Moderators: JamesT4, metraRI

  by Travelin' Man
 
I'm trying to determine the routing used by the old Met "L" trains. Can someone provide a route description for the portion of the line between the current portal at Milwaukee Avenue to the signal bridge spanning the Metra tracks. What streets did the former "L" travel over or parallel to and was the structure directly over the street or N,S,E,W of the street. Thanks for your assistance. :wink:
  by doepack
 
This segment was part of the Logan Square branch of the Metropolitan "L". From its Wells St. terminal downtown, it branched off the main line in the vicinity of Van Buren and Marshfield on the near west side, then ran north along Paulina to Milwaukee Ave, crossing the Lake St. "L", as well as the bridge over the UP/Metra tracks (ex-CNW & Milwaukee Road), which still stands today, and can be seen on Metra's Milwaukee, NCS, and UP/W lines. Today, CTA's Pink line trains use the original "Met" Logan Square branch segment along Paulina between Van Buren and Lake St., however the ROW doesn't run directly over the street, but is instead located about a 1/2 block west...
  by Travelin' Man
 
Thanks for the response however I need additional information. Recognizing that the existing Metra/UP signal bridge is west of Paulina, did the former "L" line continue northward, parallelling Paulina to the west?
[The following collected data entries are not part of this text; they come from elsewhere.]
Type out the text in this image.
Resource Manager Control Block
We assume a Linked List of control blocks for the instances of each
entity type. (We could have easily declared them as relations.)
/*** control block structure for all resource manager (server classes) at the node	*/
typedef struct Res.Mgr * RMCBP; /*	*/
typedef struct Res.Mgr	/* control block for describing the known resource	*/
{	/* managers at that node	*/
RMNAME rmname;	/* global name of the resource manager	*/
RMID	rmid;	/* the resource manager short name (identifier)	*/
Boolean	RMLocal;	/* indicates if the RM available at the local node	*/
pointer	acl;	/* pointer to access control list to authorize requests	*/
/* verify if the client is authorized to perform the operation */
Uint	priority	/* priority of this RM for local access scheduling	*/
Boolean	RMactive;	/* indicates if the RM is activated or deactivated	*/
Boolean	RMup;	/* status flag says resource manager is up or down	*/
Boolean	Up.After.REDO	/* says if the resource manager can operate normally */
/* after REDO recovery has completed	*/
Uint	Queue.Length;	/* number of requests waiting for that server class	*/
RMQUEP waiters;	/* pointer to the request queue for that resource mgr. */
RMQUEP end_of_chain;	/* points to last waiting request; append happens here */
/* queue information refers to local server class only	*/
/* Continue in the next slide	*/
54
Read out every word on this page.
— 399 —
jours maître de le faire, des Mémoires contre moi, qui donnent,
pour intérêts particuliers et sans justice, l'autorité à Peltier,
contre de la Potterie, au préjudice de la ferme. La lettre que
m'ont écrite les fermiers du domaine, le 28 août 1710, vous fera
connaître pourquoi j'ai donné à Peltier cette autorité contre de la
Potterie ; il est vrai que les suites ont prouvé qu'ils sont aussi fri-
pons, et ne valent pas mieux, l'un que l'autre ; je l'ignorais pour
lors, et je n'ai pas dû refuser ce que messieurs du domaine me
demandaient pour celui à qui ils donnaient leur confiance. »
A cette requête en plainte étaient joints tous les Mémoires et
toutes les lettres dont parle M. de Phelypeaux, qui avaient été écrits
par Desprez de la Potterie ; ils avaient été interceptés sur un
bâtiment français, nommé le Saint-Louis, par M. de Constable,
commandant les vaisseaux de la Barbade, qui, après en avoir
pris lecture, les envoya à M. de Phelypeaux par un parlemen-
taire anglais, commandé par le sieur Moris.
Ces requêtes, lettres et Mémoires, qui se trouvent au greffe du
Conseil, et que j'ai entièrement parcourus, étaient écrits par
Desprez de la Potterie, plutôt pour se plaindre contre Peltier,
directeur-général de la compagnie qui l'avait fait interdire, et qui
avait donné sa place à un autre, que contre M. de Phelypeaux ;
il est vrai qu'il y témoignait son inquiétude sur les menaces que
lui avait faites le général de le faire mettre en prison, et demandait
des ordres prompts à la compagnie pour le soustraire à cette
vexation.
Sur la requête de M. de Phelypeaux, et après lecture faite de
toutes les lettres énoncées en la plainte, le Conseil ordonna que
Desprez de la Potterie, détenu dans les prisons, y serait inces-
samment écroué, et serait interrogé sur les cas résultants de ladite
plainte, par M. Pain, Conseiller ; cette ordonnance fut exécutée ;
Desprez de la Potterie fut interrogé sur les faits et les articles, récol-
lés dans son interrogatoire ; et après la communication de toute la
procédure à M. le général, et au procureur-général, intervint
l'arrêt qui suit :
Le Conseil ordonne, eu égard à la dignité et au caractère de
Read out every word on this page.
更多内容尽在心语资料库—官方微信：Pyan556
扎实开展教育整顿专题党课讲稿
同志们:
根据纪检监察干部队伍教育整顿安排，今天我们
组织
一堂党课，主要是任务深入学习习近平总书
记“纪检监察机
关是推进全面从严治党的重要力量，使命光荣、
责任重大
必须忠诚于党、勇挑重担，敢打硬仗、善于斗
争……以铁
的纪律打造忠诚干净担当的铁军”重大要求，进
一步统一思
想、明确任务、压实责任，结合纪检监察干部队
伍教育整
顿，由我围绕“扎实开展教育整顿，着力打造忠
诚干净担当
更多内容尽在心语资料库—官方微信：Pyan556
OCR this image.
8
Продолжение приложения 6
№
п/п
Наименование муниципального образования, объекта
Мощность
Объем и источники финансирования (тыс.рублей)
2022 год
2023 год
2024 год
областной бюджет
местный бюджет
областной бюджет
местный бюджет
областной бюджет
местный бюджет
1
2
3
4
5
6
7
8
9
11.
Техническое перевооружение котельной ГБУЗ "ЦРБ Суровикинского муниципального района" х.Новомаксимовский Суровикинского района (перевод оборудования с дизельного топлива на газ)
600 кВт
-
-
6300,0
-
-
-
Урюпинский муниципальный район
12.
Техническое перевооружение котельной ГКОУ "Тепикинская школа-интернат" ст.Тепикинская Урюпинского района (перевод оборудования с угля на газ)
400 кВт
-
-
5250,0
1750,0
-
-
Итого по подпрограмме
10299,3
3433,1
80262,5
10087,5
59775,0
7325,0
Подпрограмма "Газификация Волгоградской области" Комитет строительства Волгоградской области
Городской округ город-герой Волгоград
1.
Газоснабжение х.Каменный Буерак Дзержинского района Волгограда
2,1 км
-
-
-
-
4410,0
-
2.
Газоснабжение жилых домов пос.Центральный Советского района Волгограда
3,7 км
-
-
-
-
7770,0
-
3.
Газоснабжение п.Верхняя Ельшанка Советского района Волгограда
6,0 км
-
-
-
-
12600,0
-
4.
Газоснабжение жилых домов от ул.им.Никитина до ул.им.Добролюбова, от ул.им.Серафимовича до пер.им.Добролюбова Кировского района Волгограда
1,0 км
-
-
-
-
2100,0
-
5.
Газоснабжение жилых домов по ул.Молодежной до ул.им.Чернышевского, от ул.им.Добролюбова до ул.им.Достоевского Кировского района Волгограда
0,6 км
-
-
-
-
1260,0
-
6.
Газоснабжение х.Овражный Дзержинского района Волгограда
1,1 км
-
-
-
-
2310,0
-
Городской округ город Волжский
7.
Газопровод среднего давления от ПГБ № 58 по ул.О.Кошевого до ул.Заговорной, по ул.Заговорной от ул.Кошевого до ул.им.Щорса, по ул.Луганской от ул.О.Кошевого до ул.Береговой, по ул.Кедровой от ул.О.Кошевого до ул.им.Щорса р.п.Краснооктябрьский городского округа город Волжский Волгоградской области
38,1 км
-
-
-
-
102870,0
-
At Division, Paulina does a slight jog to the northwest. Would the "L" structure have travelled directly over Paulina to the intersection with Milwaukee or were off-street alleyways used?
  by Travelin' Man
 
They say a picture is worth a thousand words and in this case I couldn't agree more. The pictures and the alignment shown on a city street map provided the exact information I was seeking. I was curious if the "L" turned directly from Paulina onto Milwaukee or "cut the corner" which, based on the map, it did. Thank you for providing the information!!!!!!
  by tgb1974
 
I recently published an article on the website Forgotten Chicago called "Remnants of the 'L'," a documentation of some of the known physical remains of demolished parts of Chicago' rail infrastructure. Please check it out and read the other fascinating articles on Forgotten Chicago's website. http://forgottenchicago.com/features/remnants-of-the-l/
  by virtualchuck
 
I love "Forgotten Chicago" and was always hoping someone would write an article like that; going to read it right now thanks!